I've done the Poling on air al80s several times. Much prefer 120s of EAN32 with a pony, or doubles now. I guess I would do it again on a single 80 but I'd much rather have more gas for both enjoyment and safety.
The Chester Poling is easier and shallower than most comparable wrecks in the area, one can enjoy the wreck without breaking 80' depth, but I still treat it as a "serious" dive and take extra precautions, like having O2 on the boat and sometimes clipping an extra deco bottle to the line.

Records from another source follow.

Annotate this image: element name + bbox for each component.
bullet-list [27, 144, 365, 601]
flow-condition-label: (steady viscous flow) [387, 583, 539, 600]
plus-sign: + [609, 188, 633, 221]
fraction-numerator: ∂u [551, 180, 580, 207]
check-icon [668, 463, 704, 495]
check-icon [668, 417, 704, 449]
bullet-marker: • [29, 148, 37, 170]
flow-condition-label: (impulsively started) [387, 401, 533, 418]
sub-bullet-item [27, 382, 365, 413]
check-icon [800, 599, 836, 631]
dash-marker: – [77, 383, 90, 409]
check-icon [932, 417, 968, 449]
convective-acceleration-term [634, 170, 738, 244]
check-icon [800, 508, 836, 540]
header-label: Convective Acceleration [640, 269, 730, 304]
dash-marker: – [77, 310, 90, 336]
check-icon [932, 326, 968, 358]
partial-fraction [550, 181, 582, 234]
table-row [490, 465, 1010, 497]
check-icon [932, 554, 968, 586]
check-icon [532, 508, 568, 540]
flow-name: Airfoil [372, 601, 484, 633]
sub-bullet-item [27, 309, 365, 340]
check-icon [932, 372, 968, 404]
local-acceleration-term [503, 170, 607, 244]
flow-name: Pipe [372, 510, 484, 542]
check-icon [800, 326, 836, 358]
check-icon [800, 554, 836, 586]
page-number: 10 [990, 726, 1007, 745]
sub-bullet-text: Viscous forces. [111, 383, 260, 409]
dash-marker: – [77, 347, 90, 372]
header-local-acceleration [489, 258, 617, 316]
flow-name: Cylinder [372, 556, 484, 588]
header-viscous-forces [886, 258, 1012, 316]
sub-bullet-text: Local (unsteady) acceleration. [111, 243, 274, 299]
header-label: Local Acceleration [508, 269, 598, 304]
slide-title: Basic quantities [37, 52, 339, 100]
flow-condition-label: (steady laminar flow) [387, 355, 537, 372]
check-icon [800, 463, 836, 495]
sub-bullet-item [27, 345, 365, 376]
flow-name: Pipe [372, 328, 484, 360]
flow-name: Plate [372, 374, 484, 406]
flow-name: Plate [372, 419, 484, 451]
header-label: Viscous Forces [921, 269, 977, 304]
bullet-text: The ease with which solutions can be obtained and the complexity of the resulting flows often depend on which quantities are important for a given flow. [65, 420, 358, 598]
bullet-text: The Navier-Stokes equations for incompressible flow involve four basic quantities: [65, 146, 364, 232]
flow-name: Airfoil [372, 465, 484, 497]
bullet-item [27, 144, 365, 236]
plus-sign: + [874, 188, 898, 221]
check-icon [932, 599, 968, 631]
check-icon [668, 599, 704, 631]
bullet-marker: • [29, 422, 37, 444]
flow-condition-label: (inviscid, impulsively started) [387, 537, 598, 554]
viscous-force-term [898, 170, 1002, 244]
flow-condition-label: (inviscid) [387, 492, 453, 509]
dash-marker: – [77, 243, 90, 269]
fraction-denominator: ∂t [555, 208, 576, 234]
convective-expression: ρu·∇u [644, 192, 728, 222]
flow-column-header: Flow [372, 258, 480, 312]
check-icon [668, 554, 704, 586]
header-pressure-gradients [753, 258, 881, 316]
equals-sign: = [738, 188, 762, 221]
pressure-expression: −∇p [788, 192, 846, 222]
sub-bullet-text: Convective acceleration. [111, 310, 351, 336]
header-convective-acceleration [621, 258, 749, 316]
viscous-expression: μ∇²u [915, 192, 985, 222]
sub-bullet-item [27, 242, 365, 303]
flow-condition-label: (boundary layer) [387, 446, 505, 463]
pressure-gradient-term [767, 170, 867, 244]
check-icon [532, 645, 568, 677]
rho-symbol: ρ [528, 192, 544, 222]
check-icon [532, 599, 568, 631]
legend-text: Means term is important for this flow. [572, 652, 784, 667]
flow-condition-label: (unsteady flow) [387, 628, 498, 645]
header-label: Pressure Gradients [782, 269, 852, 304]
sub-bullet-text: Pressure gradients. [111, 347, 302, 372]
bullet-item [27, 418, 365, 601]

The thing for non-local people to understand about the Poling is that diving here is nothing like diving to 100ft in the tropics. I'd do that (and deeper) on a single 80 without a second thought. Depending on the day the waters off Gloucester can be very cold, very dark, with low visibility and sometimes entanglement hazards, rough seas, or danger-close boat traffic on the surface. You physically offgas slower in the cold, you're in more complex restrictive exposure suits, it "feels" deeper and narcosis happens sooner. All reasons to plan more conservatively on northeast wrecks.
The Poling stern is a phenomenal dive though. It's intact, penetrable, relatively easy, and has lots of nice marine life. Convenient location too.
The bow half is upside down in deeper, muddier water and by all accounts I've heard not worth diving.